Cytokinetics And GlaxoSmithKline Announce Seven Presentations At The 2002 Annual Meeting Of The American Association For Cancer Research

Broad Alliance to Generate First IND in 2002

South San Francisco, CA - April 8, 2002

Cytokinetics, Inc. and GlaxoSmithKline plc announced today that seven abstracts related to their broad strategic collaboration will be presented at the 2002 Annual Meeting of the American Association for Cancer Research (AACR) in San Francisco. The series of oral and poster presentations arising from their collaboration focuses on the potential pharmaceutical utility for novel small molecules specifically directed to kinesin spindle protein (KSP), a mitotic kinesin protein essential for proper DNA division in cells. The companies intend to file an Investigational New Drug (IND) application with the U.S. Food & Drug Administration during 2002.

Cytokinetics and GlaxoSmithKline will jointly unveil at AACR the results of intensive research efforts in the field of mitotic kinesins and novel small molecules targeting these enzymes for potential applications in the treatment of cancer. These presentations address an array of related topics that extend from the characterization of mitotic kinesins as attractive anti-cancer drug discovery targets to a comprehensive disclosure of the advanced scientific work supportive of impending clinical investigations of an advanced inhibitor of KSP.

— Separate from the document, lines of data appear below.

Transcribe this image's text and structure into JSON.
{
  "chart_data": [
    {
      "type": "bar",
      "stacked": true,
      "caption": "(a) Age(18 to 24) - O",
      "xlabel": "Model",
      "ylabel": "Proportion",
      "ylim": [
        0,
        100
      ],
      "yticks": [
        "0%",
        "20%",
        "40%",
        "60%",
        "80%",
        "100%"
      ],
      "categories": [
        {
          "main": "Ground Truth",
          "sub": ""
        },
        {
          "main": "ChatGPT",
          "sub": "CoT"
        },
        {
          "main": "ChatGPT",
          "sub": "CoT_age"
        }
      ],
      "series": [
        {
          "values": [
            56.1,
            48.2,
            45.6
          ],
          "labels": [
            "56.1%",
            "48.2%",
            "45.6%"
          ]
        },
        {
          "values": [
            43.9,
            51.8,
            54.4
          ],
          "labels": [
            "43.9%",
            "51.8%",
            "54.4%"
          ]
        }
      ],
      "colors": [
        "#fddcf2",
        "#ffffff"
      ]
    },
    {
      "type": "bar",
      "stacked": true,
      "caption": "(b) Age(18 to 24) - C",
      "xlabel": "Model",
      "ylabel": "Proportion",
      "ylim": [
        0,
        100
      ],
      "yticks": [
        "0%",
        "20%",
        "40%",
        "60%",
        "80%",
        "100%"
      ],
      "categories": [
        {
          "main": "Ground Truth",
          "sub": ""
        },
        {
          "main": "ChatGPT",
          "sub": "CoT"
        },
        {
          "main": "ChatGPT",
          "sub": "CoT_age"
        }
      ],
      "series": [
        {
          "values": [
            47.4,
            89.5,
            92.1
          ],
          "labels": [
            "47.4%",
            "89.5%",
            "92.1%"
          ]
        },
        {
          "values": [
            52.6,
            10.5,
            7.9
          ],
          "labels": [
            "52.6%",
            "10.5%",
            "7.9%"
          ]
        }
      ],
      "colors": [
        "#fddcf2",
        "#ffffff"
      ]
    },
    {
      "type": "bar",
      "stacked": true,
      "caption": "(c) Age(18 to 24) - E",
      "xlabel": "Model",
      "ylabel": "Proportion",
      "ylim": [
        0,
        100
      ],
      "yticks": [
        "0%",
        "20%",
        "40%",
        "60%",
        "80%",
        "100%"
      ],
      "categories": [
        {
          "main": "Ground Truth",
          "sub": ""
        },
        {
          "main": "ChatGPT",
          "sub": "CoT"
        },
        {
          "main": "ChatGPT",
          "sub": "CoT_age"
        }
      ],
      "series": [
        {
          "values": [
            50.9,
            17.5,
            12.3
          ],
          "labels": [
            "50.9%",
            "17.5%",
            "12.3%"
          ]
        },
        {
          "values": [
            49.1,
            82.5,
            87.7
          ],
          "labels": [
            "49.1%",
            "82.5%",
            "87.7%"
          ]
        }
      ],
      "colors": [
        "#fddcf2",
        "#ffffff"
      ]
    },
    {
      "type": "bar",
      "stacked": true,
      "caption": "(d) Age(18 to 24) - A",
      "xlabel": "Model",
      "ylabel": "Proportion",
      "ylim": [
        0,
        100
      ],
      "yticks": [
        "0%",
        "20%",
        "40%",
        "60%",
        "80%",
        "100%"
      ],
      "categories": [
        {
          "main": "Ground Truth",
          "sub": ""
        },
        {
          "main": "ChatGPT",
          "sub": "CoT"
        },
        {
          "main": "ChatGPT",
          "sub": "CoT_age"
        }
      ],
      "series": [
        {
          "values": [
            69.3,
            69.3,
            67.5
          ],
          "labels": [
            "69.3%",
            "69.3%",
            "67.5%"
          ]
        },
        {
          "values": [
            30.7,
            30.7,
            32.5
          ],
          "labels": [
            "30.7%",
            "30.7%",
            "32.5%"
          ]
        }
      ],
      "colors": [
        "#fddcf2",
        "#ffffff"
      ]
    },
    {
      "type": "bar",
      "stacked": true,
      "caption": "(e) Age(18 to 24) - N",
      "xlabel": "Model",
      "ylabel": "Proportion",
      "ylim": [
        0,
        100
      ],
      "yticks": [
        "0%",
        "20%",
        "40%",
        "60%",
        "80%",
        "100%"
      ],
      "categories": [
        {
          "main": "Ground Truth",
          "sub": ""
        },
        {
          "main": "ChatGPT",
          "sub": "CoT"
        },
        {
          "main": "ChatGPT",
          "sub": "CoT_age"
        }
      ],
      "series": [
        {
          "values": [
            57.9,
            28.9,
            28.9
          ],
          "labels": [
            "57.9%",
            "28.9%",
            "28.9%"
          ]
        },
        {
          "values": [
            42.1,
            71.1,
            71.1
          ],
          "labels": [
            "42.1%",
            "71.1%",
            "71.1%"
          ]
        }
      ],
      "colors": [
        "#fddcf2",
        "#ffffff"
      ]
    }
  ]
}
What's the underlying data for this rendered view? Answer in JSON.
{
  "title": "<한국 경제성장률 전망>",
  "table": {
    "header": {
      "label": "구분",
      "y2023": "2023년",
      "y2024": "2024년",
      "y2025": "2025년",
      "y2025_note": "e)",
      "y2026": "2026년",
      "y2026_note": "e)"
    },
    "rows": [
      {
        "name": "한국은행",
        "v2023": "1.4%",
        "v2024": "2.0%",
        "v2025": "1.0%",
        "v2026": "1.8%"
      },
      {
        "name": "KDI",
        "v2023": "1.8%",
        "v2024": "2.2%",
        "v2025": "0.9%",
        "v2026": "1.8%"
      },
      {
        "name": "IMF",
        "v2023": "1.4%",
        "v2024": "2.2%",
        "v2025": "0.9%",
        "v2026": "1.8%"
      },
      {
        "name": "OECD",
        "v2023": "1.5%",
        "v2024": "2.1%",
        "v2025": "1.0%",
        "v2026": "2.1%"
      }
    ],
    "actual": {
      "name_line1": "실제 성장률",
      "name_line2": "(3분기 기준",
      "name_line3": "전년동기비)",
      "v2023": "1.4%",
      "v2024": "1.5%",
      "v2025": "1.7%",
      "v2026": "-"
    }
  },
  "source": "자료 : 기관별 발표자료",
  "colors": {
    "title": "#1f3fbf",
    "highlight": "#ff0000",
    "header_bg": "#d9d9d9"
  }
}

Specific highlights of the presentations to be made over the course of the scientific meeting include the breadth of antitumor activity that Cytokinetics and GlaxoSmithKline have observed in multiple preclinical studies of cancer. These studies span more than ten different models, including human colon cancers and carcinomas of the breast, ovary, lung and pancreas, measuring the activities of KSP inhibitors relative to standard controls including irinotecan, topotecan, gemcitabine, paclitaxel, vinblastine, and cyclophosphamide. Details of preclinical antitumor activity are complemented by observations demonstrating the absence of treatment-associated neuropathy in animal models. The pharmacological studies are accompanied by additional presentations describing the depth of biological research which supports the continued evaluation of these agents as potential anti-cancer pharmaceuticals. These range from broad transcriptional profiling demonstrating the overexpression of KSP and other mitotic kinesins in human cancers to detailed biochemical studies describing the molecular mechanism by which these inhibitors block KSP enzymatic activity.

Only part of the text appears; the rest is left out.